В Северной Финикии подобную роль, вероятно, играл Арвад (Kestemont, 1983, 57). Расположенный, как и Тир, на острове, он поневоле должен был стать значительным морским центром. Много позже Страбон (XVI, 2, 14) подчеркивал предприимчивость арвадцев в морском деле. И когда в Арваде стали чеканить монеты, одним из символов города становится корабль, причем именно военный корабль, а не торговый (Rey-Coquais, 1974, 143–144). На материке, приблизительно напротив Арвада, заканчиваются Ливанские горы, а новая горная цепь начинается несколько севернее. Через это понижение и по расположенной южнее реке Элевтер сравнительно удобно проникать в долину Оронта, а через нее во внутренние районы Сирии. Это обеспечило Арваду выгодную роль в торговых связях. По Страбону (XVI, 2, 16), именно арвадцы особенно активно использовали реки для транспортировки своих грузов. Греческий географ не уточняет эпоху такого использования рек, особенно арвадцами, но современные исследователи полагают, что источник его сведений, вероятнее всего, относится к доэллинистической эпохе (Rey-Coquais, 1974, 76). Активными торговыми партнерами арвадцев были греки. Если верно, что сидонянами эллины называли южных финикийцев 11 противопоставляли их финикийцам, то последними были, вероятнее всего, именно арвадцы. В таком случае в гомеровских финикийцах, которые приобрели в Элладе столь дурную славу, надо видеть купцов Арвада, которые не брезговали и пиратством. В связи с этим вспомним, что именно военные суда изображаются на арвадских монетах, но это не помешало Арваду благосклонно принять греческих торговцев. Греческая торговая фактория Сукас была основана, по-видимому, в материковых владениях Арвада (Rey-Coquais, 1974, 76–77), где греки явно хотели закрепиться для дальнейшего проникновения внутрь Сирии.

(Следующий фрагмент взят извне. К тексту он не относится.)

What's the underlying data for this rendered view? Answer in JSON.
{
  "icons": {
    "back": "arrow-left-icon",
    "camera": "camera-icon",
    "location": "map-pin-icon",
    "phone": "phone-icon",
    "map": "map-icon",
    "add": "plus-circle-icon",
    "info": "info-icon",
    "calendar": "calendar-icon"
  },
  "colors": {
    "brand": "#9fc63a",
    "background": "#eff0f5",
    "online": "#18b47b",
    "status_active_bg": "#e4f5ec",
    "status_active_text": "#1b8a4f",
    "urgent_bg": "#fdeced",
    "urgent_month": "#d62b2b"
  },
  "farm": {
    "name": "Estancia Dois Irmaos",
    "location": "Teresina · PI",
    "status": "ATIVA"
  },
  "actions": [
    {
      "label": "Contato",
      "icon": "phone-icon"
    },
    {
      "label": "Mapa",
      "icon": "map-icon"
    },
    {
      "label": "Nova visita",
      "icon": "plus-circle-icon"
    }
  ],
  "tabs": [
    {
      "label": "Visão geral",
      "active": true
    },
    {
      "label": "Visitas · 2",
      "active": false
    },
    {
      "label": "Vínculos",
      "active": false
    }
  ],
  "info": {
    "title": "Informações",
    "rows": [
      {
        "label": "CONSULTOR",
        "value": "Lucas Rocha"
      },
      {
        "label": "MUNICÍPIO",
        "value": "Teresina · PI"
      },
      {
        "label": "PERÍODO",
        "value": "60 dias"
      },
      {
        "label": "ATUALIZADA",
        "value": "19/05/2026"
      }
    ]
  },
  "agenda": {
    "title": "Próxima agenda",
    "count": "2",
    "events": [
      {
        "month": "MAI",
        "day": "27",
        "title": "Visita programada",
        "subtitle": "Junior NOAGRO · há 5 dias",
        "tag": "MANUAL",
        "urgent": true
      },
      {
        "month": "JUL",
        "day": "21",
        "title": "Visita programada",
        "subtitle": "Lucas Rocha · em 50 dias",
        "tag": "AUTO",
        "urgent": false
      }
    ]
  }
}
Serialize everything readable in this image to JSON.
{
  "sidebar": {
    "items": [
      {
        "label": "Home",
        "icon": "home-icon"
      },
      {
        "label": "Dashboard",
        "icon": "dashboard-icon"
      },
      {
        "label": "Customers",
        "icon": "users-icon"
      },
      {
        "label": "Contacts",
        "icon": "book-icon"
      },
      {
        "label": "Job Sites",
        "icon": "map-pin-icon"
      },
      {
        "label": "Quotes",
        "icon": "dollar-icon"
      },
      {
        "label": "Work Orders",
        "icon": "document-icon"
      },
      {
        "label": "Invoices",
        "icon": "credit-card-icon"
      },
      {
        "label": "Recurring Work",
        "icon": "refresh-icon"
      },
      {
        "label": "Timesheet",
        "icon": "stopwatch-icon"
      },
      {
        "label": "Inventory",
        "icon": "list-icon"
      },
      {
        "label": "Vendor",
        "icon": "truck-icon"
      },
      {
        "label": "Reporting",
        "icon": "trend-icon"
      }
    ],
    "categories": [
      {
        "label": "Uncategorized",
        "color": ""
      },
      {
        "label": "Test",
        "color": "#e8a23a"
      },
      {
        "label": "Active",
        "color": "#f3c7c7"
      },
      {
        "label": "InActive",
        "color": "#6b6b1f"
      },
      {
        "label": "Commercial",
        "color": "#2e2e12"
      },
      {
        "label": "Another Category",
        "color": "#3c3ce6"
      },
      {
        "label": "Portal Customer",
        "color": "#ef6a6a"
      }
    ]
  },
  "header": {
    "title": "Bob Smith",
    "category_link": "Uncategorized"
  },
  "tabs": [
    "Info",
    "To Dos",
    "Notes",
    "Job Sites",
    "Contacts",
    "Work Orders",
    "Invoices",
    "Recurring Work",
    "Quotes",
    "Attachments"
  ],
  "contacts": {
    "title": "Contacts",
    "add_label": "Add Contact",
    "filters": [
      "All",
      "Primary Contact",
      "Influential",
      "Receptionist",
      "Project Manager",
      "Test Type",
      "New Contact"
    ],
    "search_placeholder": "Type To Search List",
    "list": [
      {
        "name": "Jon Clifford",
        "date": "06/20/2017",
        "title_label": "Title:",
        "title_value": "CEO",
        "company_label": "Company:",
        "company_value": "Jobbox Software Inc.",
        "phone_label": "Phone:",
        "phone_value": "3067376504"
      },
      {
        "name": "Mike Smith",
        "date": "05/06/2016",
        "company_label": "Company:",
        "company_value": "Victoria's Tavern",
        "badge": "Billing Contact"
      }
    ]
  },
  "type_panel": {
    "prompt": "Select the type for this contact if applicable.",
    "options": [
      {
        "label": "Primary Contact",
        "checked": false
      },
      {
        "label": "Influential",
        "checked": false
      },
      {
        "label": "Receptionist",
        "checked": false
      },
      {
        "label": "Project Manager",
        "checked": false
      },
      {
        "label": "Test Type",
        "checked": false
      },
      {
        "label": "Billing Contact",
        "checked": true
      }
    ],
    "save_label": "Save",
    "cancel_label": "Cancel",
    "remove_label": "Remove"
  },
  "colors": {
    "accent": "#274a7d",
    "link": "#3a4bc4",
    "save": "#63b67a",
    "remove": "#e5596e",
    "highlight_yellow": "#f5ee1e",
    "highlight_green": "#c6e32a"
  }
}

Легкость связи с внутренними районами, обеспечившая торговую роль Арвада, делала его более уязвимым для нападений. Уже Тиглат-Паласар I брал дань у арвадцев. Как уже говорилось, город был, по-видимому, захвачен Ашшурнасирапалом II. Ассирийская угроза заставила Арвад вступить в антиассирийскую коалицию, возглавляемую Дамаском и Хаматом, и участвовать в битве при Каркаре. В этой битве арвадцы выставили 200 воинов во главе со своим царем Матинбаалом (ANET, 279). Эта цифра незначительная, если сравнить, например, с десятью тысячами пехотинцев из Хамата и Израиля и двадцатью тысячами пехотинцев из Дамаска, не считая колесниц и всадников из этих государств. Даже далекий арабский царь Гиндибу прислал тысячу воинов на верблюдах. Это говорит о незначительности сухопутных сил Арвада: видимо, в то время его владения за пределами собственного острова были незначительны. Возможно, однако, и другое объяснение такого малого количества арвадских воинов, как об этом будет говориться позже. Затем, как кажется, положение Армада меняется. Из перечней подчиненных ассирийцам государств исчезают названные Ашшурнасирапалом Амурру, Махаллата, Майза и Кайза, а также участвовавшие в битве при Каркаре Сийанну и Уснату. Зато в ассирийских анналах постоянно упоминается Арвад. Видимо, эти территории были в той или иной степени подчинены Арвадом (Rey-Coquais, 1974, 98). Время этих событий неизвестно. Но надо заметить, что уже вскоре после битвы при Каркаре политика арвадского царя Матинбаала радикально меняется. Видимо, царь понял, что силы Ассирии еще достаточно велики и ее поражение может быть лишь эпизодом. И, вероятно, вскоре после этого сражения он не только заключает мир с Салманасаром, но и устанавливает с ним относительно дружественные отношения. Последний воздает почести арвадскому божеству, а Арвад предоставляет ему возможность отдохнуть на море после неудачной битвы. При этом Арвад не упоминается в списке ассирийских данников (Katzenstein, 1973, 179–180). Может быть, именно тогда с помощью Салманасара III арвадцы и укрепили свое положение на материке. Во всяком случае это произошло явно до походов Тиглат-Паласара III, ибо тот уже отнял у Арвада его материковые владения (см. ниже).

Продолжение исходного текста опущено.